Time of the Wolf was republished by The Wild Rose Press early 2021 after being out of print for 15 years.
InD’tale Magazine gave it 5 stars, and a crowned heart their highest reward.
Excerpt
Mouthing unheard words, she raised her hands in a complex gesture that set the air about her to shimmering.
She could feel Malkinda staring at her with a sense of savage anticipation. If something should happen to her and she not return, perhaps he could gain the book…and then…
Anaya looked around and glared at him. Pain pounded at his head, and all thought ceased….
The Mage Queen closed her eyes again and focused all her inner power on her magick. A strange emptiness filled her skull, then a tightening, as if a vice squeezed her body, then a stretching sensation. One by one her organs began to shrivel and die; a fetid purple substance oozed from the pores of her skin and pooled at what was left of her feet, and a sound of crunching bone echoed in her ears. The world became bright. She tried to close her eyes again, but she had no eyelids. She would have screamed if she had vocal chords—if she had a mouth.

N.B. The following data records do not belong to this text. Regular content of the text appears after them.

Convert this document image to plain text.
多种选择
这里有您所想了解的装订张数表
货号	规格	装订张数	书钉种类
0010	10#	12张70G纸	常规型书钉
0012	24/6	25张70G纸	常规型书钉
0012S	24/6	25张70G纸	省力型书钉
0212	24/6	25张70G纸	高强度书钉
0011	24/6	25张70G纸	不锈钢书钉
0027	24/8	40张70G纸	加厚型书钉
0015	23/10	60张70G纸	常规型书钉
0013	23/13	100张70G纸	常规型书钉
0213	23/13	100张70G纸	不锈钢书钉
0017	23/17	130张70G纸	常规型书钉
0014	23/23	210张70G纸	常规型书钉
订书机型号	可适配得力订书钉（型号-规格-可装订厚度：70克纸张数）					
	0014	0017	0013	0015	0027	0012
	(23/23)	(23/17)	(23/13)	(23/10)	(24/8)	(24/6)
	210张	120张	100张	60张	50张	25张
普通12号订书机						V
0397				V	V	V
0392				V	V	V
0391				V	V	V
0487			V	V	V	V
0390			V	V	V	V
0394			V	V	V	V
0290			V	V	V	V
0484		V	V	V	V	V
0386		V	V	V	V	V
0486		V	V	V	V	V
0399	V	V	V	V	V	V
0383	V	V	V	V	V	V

She glanced down and what she saw shocked her. Her legs vanished before her eyes. She sprouted leaves and toppled forward, no longer able to stand. Rose-like thorns sprang from her torso. She tried to move and found she could slither and coil about such as a serpent might.
Twisting and weaving, she moved to a nearby puddle and peered into the water. What she had become was even too much for her to perceive—a malformed, malign thing that emanated corruption. The spell had stripped away her identity layer by layer, removing her features. It had scrubbed her so clean that nothing of her physical identity remained. Where her face had been a black rose bloomed, a golden stamen erupting from within.
She swayed her head back and forth, testing its balance to the rest of her body, and found she functioned more sinuously and gracefully than she could have imagined. Then she felt more. Once again the magick was on the move. It delved deep down within that which was she, that which she had become, and stripped away the feelings, beliefs, emotions and thoughts of who she was and who she would ever be. It gathered those things and hid them in a minute part of her being that would not be found until Malkinda spoke the words, which would release her from the spell. She reeled from the crippling effects of the garden’s dark enchantment, one small kernel of sanity remaining. That which would guide her to her purpose. That which would lead her back to Malkinda.
She slithered into the overgrown rose garden, now a sister to the verdure she had become. They accepted her as their own and rejoiced in her coming. They threaded themselves about her body, caressed her with their leaves, stroking her seductively with their thorns, then uncoiling and allowing her to pass. The creature that was Anaya slipped into their shadowed depths, easing comfortably into their poisonous embrace.
She immersed herself in their baseness, in their decay, letting the tendrils of their collective thoughts worm into her mind, and her mind to meld with theirs. She was their keeper, their gardener come to care for them. She would bring change that would inspire new growth. She would give them release from this cold, doomed place.
Anaya slid farther into the garden seeking that one thing she had come for, yet careful to keep the thought hidden, least she be detained.
With an unalterable and compelling sense of determination, she approached the arch. The portal was barely visible, covered in a dense mass of vegetation. How her soldiers had found it she did not venture to guess.
The vines brushed against her, then slid away, succumbing to her silent command.
Now came the most dangerous part of her plan.
She must convince these creatures of madness to relinquish their prize.
From her emanated a sense of oneness. They needed her. She had come to breathe fresh magick into the garden, charms they could share. Enchantment that would sustain them and allow them to live forever. But first they must relinquish the old magick. The vines shuddered, and with appreciation and new-found hunger, gave up their purchase on the arch and drew back.
Deep down in that tiny part that was still Anaya, she grappled for the words that would unlock the spell she had placed upon the invisible door many centuries before.
Rock dissolved, dirt and debris melted away, and she was inside; memories swift and painful came flashing back. Of the day she had come here alone. The day before the Great Battle—the day before she had, in essence, died.